Präsidentschaftswahl in El Salvador: Kurswechsel

Durchbricht El Salvador nun die Hegemonie der neoliberalen und reaktionären Cliquen in Zentralamerika? Durch den sich abzeichnenden, aber noch nicht offiziell bestätigten Sieg von Salvador Sánchez Cerén könnte dem kleinen Land zwischen Nicaragua, Honduras und Guatemala ein Linksruck bevorstehen. Dabei ist eigentlich am Sonntag nur die Regierungspartei in ihrer führenden Rolle bestätigt worden. Sánchez Cerén war schon in den vergangenen fünf Jahren als Vizepräsident zweithöchster Repräsentant des Landes. Doch die unter dem jetzt scheidenden Staatschef Mauricio Funes erwartete Linkswende ist weitgehend ausgeblieben. Zwar gab es wichtige Sozialprogramme und auch eine punktuelle Kooperation mit Kuba oder Venezuela, doch in erster Linie lehnte sich El Salvador an die USA an.
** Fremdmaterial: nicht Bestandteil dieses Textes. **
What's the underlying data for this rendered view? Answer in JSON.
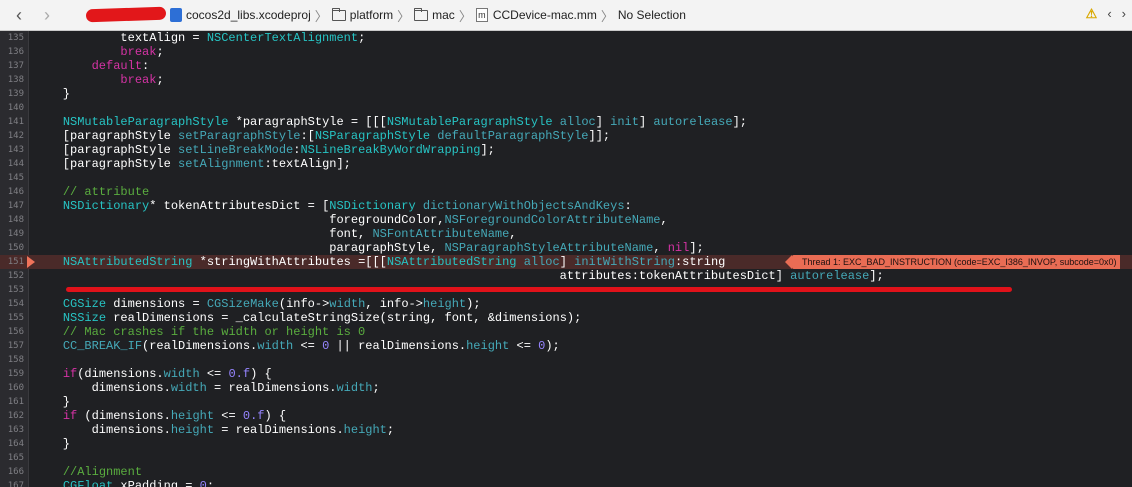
{
  "breadcrumb": {
    "project": "cocos2d_libs.xcodeproj",
    "folder1": "platform",
    "folder2": "mac",
    "file": "CCDevice-mac.mm",
    "selection": "No Selection"
  },
  "error": {
    "badge": "Thread 1: EXC_BAD_INSTRUCTION (code=EXC_I386_INVOP, subcode=0x0)"
  },
  "lines": [
    {
      "n": "135",
      "t": "            textAlign = NSCenterTextAlignment;"
    },
    {
      "n": "136",
      "t": "            break;"
    },
    {
      "n": "137",
      "t": "        default:"
    },
    {
      "n": "138",
      "t": "            break;"
    },
    {
      "n": "139",
      "t": "    }"
    },
    {
      "n": "140",
      "t": ""
    },
    {
      "n": "141",
      "t": "    NSMutableParagraphStyle *paragraphStyle = [[[NSMutableParagraphStyle alloc] init] autorelease];"
    },
    {
      "n": "142",
      "t": "    [paragraphStyle setParagraphStyle:[NSParagraphStyle defaultParagraphStyle]];"
    },
    {
      "n": "143",
      "t": "    [paragraphStyle setLineBreakMode:NSLineBreakByWordWrapping];"
    },
    {
      "n": "144",
      "t": "    [paragraphStyle setAlignment:textAlign];"
    },
    {
      "n": "145",
      "t": ""
    },
    {
      "n": "146",
      "t": "    // attribute"
    },
    {
      "n": "147",
      "t": "    NSDictionary* tokenAttributesDict = [NSDictionary dictionaryWithObjectsAndKeys:"
    },
    {
      "n": "148",
      "t": "                                         foregroundColor,NSForegroundColorAttributeName,"
    },
    {
      "n": "149",
      "t": "                                         font, NSFontAttributeName,"
    },
    {
      "n": "150",
      "t": "                                         paragraphStyle, NSParagraphStyleAttributeName, nil];"
    },
    {
      "n": "151",
      "t": "    NSAttributedString *stringWithAttributes =[[[NSAttributedString alloc] initWithString:string"
    },
    {
      "n": "152",
      "t": "                                                                         attributes:tokenAttributesDict] autorelease];"
    },
    {
      "n": "153",
      "t": ""
    },
    {
      "n": "154",
      "t": "    CGSize dimensions = CGSizeMake(info->width, info->height);"
    },
    {
      "n": "155",
      "t": "    NSSize realDimensions = _calculateStringSize(string, font, &dimensions);"
    },
    {
      "n": "156",
      "t": "    // Mac crashes if the width or height is 0"
    },
    {
      "n": "157",
      "t": "    CC_BREAK_IF(realDimensions.width <= 0 || realDimensions.height <= 0);"
    },
    {
      "n": "158",
      "t": ""
    },
    {
      "n": "159",
      "t": "    if(dimensions.width <= 0.f) {"
    },
    {
      "n": "160",
      "t": "        dimensions.width = realDimensions.width;"
    },
    {
      "n": "161",
      "t": "    }"
    },
    {
      "n": "162",
      "t": "    if (dimensions.height <= 0.f) {"
    },
    {
      "n": "163",
      "t": "        dimensions.height = realDimensions.height;"
    },
    {
      "n": "164",
      "t": "    }"
    },
    {
      "n": "165",
      "t": ""
    },
    {
      "n": "166",
      "t": "    //Alignment"
    },
    {
      "n": "167",
      "t": "    CGFloat xPadding = 0;"
    }
  ]
}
Verstärkt wurde das Zurückweichen vor dem Druck von rechts noch durch den Putsch in Honduras, bei dem 2009 der gewählte Präsident Manuel Zelaya gestürzt wurde.

 

In dieser Situation konnte in den vergangenen Jahren der Eindruck entstehen, Sánchez Cerén sei nicht nur der Stellvertreter von Funes, sondern zugleich dessen linke Opposition. Das wurde besonders an der Haltung zu der 2004 von Hugo Chávez und Fidel Castro gegründeten Bolivarischen Allianz für die Völker Unseres Amerikas (ALBA) deutlich. Funes lehnte einen von der Parteibasis geforderten Beitritt zu diesem antiimperialistischen Bündnis, dem sich neben Venezuela und Kuba inzwischen auch Bolivien, Nicaragua, Ecuador und mehrere kleine Karibikstaaten angeschlossen haben, ab. Sánchez machte demgegenüber genau damit Wahlkampf.

Doch ein wirklicher Kurswechsel kann nur gelingen, wenn er über Symbolpolitik hinausgeht. Wie andere Länder der Region befindet sich El Salvador fest im Griff internationaler Konzerne, die etwa in der Textilindustrie vor allem Frauen zu Elendslöhnen ausbeuten. Eine souveräne Wirtschafts- und Finanzpolitik wird dadurch erschwert, daß der US-Dollar die eigentliche Landeswährung und El Salvador außerdem Mitglied der von den USA dominierten Zentralamerikanischen Freihandelszone CAFTA ist. Die Armutsrate lag 2012 nach Angaben der Weltbank bei 34,5 Prozent, immerhin etwas weniger als die 37,8 Prozent beim Amtsantritt von Funes. Erschwert wird die Lage durch eine hohe Kriminalitätsrate, vor allem durch die Zehntausende Mitglieder zählenden Banden der »Mara Salvatrucha«. Für deren Entstehen ist Washington zumindest mitverantwortlich, denn die »Mara« entstanden aus Straßengangs lateinamerikanischer Immigranten in Städten der USA, die später in ihre Geburtsländer abgeschoben wurden. Der Staatsapparat ist zudem in weiten Teilen noch immer von Seilschaften aus den Zeiten der Diktatur (1980 bis 1992) dominiert, eine strafrechtliche Verfolgung der Verbrechen von Militär und Todesschwadronen hat es bis heute nicht gegeben. Mit einem Auswechseln des Kopfes an der Spitze ist es also auch in El Salvador nicht getan. Doch der Kurswechsel kann ein erster Schritt sein.